7. Not Making Self-Care a Priority
When I don’t take care of myself, take breaks, and find time for balance, not only do I suffer, but so does the rest of the family. Parents (and mothers, especially) can feel so guilty about taking any time for themselves. But the truth is, when we decompress, we return to our family in a better state of mind.
8. Letting Your Voice Be Silenced
I raise my children to have a smart mouth, but when it comes to my own, I censor it — depending upon the crowd. Why do I do this? How confusing must that be for my children. I need to be a model of respectful communication for them.
9. Playing the Comparison Game
This gets you absolutely nowhere, and it gets you there fast. Or actually, it gets you somewhere — it takes you to jealous town, and you know what? No one looks good in all green. Check out I’m Happy for You (Sort Of…Not Really): Finding Contentment in a Culture of Comparison, by Kay Wills Wyma, as she discusses the problem of excessive comparison and competition, and the fact that it steals our joy.

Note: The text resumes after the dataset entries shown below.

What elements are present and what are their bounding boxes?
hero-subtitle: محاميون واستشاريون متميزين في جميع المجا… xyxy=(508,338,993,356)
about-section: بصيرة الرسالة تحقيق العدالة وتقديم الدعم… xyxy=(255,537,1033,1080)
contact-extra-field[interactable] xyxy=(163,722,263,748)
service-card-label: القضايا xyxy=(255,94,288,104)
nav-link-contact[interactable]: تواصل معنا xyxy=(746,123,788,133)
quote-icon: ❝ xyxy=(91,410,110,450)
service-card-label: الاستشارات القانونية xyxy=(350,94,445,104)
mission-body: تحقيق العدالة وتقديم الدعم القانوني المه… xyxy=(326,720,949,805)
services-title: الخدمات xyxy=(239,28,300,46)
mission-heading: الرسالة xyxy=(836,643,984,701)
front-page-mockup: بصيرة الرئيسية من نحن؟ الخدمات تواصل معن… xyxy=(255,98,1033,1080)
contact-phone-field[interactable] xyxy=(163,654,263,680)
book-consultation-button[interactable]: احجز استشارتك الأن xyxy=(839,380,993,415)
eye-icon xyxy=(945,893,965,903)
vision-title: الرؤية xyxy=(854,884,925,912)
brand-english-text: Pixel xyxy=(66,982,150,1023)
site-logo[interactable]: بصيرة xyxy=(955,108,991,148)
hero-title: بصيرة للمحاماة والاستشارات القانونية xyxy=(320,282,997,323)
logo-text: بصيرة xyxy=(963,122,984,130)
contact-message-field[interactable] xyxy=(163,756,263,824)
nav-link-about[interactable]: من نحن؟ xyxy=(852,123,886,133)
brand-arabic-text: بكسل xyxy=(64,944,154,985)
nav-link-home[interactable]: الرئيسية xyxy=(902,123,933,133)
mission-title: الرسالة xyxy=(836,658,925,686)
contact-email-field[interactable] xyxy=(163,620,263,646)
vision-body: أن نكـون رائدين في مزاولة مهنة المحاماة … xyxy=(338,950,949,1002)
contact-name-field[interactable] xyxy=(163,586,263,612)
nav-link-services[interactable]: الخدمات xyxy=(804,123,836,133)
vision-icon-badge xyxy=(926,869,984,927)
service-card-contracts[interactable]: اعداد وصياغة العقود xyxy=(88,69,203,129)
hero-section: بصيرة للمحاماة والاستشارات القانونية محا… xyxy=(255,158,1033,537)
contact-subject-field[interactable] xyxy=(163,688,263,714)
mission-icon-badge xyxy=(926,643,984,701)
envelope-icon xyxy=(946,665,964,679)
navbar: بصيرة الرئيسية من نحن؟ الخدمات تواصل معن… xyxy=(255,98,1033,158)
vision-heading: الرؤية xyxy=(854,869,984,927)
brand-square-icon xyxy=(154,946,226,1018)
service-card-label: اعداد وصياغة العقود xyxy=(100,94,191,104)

Additionally, Wyma offers simple remedies to help you reboot your perspective and live more authentically.
10. Not Focusing on Your Relationship With Your Partner
Your relationship with your partner or spouse is the basis for how your children will compare all of their relationships. In most cases, whether they mean to or not, they will attempt to duplicate a similar partnership to the one they grew up observing. This is why, more than anything, you need to love your partner as you want your children to be loved, and why you must be willing to consistently ask “what about us?”
As you can see, this mom still has a lot of work to do in order to become the healthiest version of herself and the best role model and example for her children. But wouldn’t you say that one of the healthiest decisions you can make as a parent is to recognize and modify your unhealthy habits? Well, I’ve got it started for you. Now, it’s your turn.